Depuis le début de ses vacances, Jean menait une vie passablement profane, pour qui n’observait que ses pratiques extérieures. Mais, depuis quelque temps, sa sœur Thérèse, de plus en plus anxieuse sur cette vocation qui semblait s’évanouir, avait remarqué qu’il priait avec beaucoup plus de ferveur, lorsqu’ils se trouvaient ensemble à l’église. Elle aurait bien voulu le mettre en relation avec quelque prêtre éclairé qui se serait chargé de sa direction morale. Plusieurs professeurs du Collège de l’Assomption étaient venus se promener à Repentigny et s’étaient arrêtés à la Ferme des Érables, sans que le rhétoricien fût mis en veine de confidences ; la politesse tenait lieu d’intimité.

On a pu voir que Jean, par certains côtés, avait une âme plutôt féminine : autant il se sentait paralysé devant les prêtres qu’il avait connus jusque-là, autant il ouvrait volontiers son cœur, soit à Thérèse avant les dernières crises qu’il venait de subir, soit à Exilda ou Alice qui étaient devenues tour à tour ses intimes amies. Ce régime ne pouvait pourtant se prolonger sans amollir un tempérament qui ne manquait pas de force, mais qui n’avait pu s’extérioriser que dans les travaux agricoles. Thérèse était pieuse, Exilda était clairvoyante, Alice était vertueuse, mais ces qualités, même réunies, ne pouvaient donner au vigoureux jeune homme l’impulsion salutaire, pour l’obliger à vaincre les doutes où il s’était complu depuis cinq ou six semaines. Comme tous les intellectuels et les artistes, Jean Bélanger était un indécis. Le cérébralisme entraîne avec soi la manie de peser constamment le pour et le contre, sans arriver à une solution, même dans les matières d’importance. La raison éclaire la vie, sans doute, et il ne faut jamais se lancer dans l’inconnu, à la manière des impulsifs ; mais le raisonnement finit par obscurcir la raison quand on s’y éternise ; l’esprit s’enlise dans un scepticisme d’où il ne peut plus sortir. L’ébranlement nécessaire à l’action provient de la volonté, du caractère. C’est ce qui manquait le plus à notre Jean. Sous ce rapport, Exilda était plus virile que lui, dans sa féminité, et l’on pouvait trouver là l’explication de l’emprise qu’elle exerçait sur cet ami pourtant si noble à ses yeux.
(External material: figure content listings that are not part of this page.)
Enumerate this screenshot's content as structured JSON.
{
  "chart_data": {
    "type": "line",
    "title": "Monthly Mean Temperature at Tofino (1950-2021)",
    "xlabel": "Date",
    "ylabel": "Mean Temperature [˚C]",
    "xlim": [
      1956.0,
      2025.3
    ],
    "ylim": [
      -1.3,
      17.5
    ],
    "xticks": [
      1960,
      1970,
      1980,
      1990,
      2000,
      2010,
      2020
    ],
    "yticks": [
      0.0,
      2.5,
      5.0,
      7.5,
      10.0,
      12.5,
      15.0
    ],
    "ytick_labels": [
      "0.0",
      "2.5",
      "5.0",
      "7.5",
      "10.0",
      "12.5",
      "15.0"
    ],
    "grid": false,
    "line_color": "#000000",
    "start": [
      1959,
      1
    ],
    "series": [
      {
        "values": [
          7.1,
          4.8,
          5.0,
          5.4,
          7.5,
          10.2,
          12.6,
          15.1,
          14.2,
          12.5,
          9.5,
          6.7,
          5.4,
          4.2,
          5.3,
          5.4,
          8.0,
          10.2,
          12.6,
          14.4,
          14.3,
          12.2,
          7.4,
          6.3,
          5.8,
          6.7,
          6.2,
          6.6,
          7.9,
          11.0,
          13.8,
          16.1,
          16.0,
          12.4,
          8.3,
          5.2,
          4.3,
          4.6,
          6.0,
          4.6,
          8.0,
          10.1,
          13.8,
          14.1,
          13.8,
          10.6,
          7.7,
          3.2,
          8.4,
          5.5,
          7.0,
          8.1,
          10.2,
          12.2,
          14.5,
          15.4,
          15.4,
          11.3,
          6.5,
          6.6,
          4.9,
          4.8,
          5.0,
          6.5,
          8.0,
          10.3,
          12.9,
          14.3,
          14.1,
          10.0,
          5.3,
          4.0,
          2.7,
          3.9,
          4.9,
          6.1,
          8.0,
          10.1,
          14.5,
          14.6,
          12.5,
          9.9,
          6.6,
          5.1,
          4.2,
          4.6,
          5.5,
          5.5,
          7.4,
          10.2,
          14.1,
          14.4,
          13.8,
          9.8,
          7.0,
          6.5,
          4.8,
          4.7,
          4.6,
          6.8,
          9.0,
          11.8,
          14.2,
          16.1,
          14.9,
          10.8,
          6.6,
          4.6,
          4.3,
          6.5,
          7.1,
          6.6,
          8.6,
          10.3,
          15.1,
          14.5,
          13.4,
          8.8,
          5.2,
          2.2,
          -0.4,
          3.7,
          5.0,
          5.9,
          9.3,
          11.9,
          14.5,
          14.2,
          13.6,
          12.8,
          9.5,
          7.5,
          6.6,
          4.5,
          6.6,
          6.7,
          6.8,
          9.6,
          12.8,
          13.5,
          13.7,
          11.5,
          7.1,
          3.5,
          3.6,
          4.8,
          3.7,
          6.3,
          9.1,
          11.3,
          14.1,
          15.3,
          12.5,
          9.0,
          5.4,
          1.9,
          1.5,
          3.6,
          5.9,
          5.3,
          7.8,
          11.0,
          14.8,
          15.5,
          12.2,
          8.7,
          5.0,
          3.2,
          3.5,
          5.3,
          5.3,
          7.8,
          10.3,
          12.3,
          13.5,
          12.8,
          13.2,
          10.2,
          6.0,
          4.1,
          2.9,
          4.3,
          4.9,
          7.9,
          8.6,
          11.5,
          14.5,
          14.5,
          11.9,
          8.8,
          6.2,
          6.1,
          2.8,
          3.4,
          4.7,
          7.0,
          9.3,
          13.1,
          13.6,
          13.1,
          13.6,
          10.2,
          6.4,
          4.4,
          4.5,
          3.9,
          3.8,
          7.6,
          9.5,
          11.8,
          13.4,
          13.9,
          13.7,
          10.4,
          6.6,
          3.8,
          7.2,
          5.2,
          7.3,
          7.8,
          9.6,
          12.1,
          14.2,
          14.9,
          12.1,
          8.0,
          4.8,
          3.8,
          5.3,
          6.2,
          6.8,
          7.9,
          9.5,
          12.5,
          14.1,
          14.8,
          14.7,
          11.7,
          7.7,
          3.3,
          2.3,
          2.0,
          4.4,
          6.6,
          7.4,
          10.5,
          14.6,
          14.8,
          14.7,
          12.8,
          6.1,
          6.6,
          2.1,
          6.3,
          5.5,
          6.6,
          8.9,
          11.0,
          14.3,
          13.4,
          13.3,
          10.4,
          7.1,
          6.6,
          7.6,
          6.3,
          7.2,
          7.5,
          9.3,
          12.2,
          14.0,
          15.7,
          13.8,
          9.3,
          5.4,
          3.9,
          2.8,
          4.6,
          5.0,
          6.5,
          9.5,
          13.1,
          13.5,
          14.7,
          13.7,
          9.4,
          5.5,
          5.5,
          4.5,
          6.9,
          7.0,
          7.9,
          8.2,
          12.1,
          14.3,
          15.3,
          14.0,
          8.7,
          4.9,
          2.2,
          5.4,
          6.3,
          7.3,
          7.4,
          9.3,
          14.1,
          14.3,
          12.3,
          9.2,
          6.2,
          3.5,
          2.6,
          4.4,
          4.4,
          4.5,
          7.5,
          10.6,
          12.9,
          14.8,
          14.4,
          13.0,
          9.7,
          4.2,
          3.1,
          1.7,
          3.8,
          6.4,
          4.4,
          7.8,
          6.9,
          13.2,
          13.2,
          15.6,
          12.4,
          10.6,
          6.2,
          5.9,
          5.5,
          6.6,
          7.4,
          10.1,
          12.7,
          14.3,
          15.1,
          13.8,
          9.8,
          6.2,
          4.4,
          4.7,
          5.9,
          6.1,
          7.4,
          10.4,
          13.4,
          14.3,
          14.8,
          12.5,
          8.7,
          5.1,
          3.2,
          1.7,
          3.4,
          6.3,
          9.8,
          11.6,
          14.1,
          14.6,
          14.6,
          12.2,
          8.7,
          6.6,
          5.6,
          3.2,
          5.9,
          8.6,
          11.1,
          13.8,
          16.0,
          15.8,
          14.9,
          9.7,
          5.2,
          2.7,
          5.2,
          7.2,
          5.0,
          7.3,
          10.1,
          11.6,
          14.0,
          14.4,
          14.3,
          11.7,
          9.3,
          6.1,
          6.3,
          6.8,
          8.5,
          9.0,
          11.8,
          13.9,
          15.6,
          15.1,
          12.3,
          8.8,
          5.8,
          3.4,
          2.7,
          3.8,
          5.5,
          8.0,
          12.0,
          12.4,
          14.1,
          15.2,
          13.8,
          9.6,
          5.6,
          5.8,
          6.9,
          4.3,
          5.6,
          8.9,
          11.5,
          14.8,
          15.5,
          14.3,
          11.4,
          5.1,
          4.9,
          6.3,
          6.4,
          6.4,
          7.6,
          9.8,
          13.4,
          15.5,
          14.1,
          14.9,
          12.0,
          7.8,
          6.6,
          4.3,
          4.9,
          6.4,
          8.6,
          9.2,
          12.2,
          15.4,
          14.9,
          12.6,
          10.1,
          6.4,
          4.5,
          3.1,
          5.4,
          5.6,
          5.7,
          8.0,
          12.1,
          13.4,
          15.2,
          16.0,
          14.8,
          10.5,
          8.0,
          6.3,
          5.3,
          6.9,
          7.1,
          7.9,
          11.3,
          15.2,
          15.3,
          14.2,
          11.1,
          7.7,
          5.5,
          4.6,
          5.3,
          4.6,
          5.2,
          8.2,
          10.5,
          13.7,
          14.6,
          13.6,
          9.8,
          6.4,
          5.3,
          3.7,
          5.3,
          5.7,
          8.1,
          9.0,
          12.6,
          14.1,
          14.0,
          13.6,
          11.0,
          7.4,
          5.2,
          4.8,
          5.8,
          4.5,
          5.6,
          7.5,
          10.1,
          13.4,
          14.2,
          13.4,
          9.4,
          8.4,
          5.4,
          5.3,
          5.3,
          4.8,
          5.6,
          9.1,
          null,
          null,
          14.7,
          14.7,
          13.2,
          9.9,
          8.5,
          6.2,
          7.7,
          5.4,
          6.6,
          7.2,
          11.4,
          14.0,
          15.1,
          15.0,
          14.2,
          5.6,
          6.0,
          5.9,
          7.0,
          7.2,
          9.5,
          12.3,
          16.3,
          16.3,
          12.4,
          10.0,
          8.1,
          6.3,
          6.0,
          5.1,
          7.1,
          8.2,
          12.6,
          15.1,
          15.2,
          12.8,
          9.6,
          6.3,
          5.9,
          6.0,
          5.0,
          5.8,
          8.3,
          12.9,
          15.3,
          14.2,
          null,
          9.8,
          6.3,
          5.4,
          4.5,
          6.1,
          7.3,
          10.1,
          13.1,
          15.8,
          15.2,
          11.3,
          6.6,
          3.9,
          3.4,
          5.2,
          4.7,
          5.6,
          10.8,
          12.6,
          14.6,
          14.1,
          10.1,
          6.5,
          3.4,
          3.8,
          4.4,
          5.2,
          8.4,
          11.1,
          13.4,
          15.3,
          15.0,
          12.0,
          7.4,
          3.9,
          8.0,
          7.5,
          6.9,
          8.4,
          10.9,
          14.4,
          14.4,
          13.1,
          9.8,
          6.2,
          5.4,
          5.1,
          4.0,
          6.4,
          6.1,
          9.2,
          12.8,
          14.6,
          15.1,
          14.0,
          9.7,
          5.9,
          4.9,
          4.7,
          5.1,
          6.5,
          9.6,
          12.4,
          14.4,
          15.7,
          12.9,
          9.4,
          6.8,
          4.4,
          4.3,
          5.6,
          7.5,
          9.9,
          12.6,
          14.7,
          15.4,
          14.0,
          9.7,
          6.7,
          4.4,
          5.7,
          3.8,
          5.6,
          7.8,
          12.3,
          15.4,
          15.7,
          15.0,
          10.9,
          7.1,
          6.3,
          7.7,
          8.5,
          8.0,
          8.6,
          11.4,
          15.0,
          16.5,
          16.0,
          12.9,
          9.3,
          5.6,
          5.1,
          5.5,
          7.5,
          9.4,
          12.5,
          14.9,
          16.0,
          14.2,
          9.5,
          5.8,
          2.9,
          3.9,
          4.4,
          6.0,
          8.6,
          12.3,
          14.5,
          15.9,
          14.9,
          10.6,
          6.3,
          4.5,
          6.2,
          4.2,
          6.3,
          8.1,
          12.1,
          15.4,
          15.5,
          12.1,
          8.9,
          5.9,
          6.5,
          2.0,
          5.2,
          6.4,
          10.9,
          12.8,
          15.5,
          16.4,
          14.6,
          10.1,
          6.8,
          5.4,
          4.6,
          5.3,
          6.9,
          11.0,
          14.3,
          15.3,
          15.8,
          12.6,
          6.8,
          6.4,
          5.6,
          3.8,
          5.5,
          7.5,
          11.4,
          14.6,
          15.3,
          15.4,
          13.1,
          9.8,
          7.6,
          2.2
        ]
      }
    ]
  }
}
En outre de ces insuffisances individuelles, la complexité morale de Jean Bélanger lui était commune avec la plupart des représentants de sa race : ces tendances sentimentales et langoureuses, il les tenait de ses ascendants. Il ne faut pas avoir vécu longtemps au Canada pour constater ce mysticisme, pour ne pas dire ce quiétisme caractéristique. Est-ce le climat, la chaleur des étés et la réclusion forcée des hivers, qui ont modifié en ce sens les Français transplantés sur le Nouveau Continent ? Ce n’est pas le lieu de discuter ce problème ethnologique ; il suffit de constater cette évolution pour s’expliquer pourquoi Jean, Canadien de bonne souche, et pourtant très mystique, comptait beaucoup sur Dieu, sur la prière, et assez peu sur lui-même ; il attendait le coup providentiel, l’éclair subit, la secousse suprême venue d’en-haut. Malgré son apathie, son attente n’était pas vaine.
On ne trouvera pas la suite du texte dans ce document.